Espace

La NASA se lance dans l'exploration solaire

L'extrême chaleur dégagée par le soleil a rendu toute mission solaire impossible jusqu'à maintenant.

De Rachel Hartigan Shea

La NASA s'est engagée dans de nombreuses missions, pour la plupart réussies. L'agence a par exemple envoyé des astronautes sur la lune, lancé la première sonde spatiale dans le vide intersidéral... Mais il était jusqu'à présent inenvisageable de s'engager dans l'exploration solaire. Le plus grand obstacle ? La chaleur extrême dégagée par notre étoile. La température à la surface du soleil est de 5 750°C, mais la température de l'atmosphère solaire extérieure - la couronne solaire - s'élève à plus de 5 millions de degrés Celsius. 

VIDÉO : LE TÉLÉSCOPE SPATIAL FERMI DÉDECTE LA FACE CACHÉE DU SOLEIL 

Comment un télescope orbitant autour de la Terre peut-il détecter la lumière émise par la face cachée du soleil ? Les scientifiques de la NASA se sont interrogés après que le télescope spatial Fermi a détecté des rayons gamma, forme de lumière la plus puissante, générés par les éruptions solaires qui avaient lieu de l'autre côté du soleil.

« Cette inversion de la température est un grand mystère que personne n'a pu expliquer », a déclaré Nicola Fox, scientifique participant au projet « Parker Solar Probe », la mission de la NASA qui vise à « toucher » le soleil.

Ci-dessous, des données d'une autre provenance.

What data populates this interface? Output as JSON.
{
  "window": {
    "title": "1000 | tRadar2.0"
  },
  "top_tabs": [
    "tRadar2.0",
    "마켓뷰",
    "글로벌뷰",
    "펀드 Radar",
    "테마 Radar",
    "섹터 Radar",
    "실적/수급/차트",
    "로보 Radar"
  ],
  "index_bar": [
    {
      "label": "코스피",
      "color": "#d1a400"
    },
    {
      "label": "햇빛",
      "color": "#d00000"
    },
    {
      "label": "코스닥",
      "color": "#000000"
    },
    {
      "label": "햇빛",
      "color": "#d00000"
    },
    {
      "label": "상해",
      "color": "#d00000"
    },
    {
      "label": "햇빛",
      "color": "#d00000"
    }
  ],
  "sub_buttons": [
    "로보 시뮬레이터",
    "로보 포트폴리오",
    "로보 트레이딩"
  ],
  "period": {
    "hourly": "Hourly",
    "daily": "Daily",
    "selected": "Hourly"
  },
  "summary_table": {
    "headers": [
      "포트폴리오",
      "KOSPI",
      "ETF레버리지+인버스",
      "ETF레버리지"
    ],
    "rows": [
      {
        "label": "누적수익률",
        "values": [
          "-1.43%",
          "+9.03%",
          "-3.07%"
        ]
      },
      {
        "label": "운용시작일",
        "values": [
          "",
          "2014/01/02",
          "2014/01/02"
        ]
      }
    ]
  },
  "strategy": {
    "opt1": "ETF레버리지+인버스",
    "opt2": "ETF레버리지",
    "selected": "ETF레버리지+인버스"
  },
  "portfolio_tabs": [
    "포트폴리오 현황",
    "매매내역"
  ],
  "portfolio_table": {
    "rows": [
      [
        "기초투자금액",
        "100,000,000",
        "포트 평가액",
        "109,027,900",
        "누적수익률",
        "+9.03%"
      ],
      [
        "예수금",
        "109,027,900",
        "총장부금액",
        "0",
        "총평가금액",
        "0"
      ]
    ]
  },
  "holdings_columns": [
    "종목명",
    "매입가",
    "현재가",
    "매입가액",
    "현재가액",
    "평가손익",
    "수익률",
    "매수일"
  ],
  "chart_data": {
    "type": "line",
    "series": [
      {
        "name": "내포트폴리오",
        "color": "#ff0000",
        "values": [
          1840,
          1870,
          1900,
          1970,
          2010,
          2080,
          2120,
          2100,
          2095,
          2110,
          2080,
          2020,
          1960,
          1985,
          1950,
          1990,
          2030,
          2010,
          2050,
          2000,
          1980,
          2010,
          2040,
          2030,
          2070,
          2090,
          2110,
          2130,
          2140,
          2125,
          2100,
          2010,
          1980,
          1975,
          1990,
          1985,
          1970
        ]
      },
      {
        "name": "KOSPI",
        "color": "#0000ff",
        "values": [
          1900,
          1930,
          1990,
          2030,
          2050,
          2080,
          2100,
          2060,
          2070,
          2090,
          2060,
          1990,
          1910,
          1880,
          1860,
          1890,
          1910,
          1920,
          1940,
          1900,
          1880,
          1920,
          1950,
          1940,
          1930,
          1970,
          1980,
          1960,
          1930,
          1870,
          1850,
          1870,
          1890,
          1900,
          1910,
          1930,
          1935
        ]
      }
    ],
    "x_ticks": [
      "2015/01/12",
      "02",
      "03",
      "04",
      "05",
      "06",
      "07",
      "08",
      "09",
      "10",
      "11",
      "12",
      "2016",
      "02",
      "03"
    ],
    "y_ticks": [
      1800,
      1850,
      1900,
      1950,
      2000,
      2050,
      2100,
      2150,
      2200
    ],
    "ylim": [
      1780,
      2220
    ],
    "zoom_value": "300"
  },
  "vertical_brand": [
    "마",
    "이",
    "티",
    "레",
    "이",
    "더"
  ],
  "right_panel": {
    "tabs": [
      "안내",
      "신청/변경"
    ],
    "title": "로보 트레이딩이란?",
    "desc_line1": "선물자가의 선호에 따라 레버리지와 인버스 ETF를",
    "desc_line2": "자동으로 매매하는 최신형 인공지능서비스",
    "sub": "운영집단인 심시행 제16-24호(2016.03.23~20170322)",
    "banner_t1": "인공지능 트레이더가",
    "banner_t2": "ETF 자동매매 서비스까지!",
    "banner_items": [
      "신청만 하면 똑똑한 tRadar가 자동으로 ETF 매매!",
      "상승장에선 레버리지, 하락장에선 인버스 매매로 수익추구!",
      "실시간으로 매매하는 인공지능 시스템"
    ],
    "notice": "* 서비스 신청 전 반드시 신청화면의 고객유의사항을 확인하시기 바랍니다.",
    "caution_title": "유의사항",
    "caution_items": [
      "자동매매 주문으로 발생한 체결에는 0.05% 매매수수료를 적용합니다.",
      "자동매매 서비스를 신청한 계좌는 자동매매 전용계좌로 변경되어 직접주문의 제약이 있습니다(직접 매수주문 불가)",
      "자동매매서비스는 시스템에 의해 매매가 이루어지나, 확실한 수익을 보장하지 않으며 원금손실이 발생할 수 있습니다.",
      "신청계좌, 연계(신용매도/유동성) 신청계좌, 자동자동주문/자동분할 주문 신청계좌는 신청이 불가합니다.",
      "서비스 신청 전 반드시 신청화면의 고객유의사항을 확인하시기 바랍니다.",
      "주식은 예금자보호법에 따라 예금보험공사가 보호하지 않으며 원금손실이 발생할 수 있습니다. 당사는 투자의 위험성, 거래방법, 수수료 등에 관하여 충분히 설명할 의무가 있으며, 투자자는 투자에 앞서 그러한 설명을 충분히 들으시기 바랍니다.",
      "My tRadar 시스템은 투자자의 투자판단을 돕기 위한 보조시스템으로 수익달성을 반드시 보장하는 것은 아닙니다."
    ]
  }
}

Mercredi 31 mai 2017, la NASA a annoncé que pour la première fois de son histoire, un vaisseau spatial allait porter le nom d'une personne vivante. La sonde solaire Solar Probe Plus est désormais désignée comme la sonde solaire Parker, en hommage à Eugene Parker, l'astrophysicien qui a développé la théorie du vent solaire en 1958.

Cette nouvelle et ambitieuse mission est rendue possible grâce à un bouclier construit à partir d'un composite carbone-carbone, qui maintiendra les éléments de la sonde à environ 70 degrés. Le lancement de la sonde est prévu pour le 31 juillet 2018. Elle fera ensuite 24 fois le tour du soleil, dont elle s'approchera au plus près à 6 437 376 kilomètres, avec l'assistance des sept sondes de passage à la surface de Vénus.

 

Cette distance est suffisante pour trouver des réponses à l'autre grand mystère du soleil : ce qui crée le vent solaire, les particules chargées dont la course est initiée par le soleil et causent des ravages sur les systèmes électriques de la Terre. « Nous voyons le soleil tous les jours, mais nous en savons très peu sur notre étoile », explique Fox. « Le soleil est le dernier lieu d'exploration important de notre système.»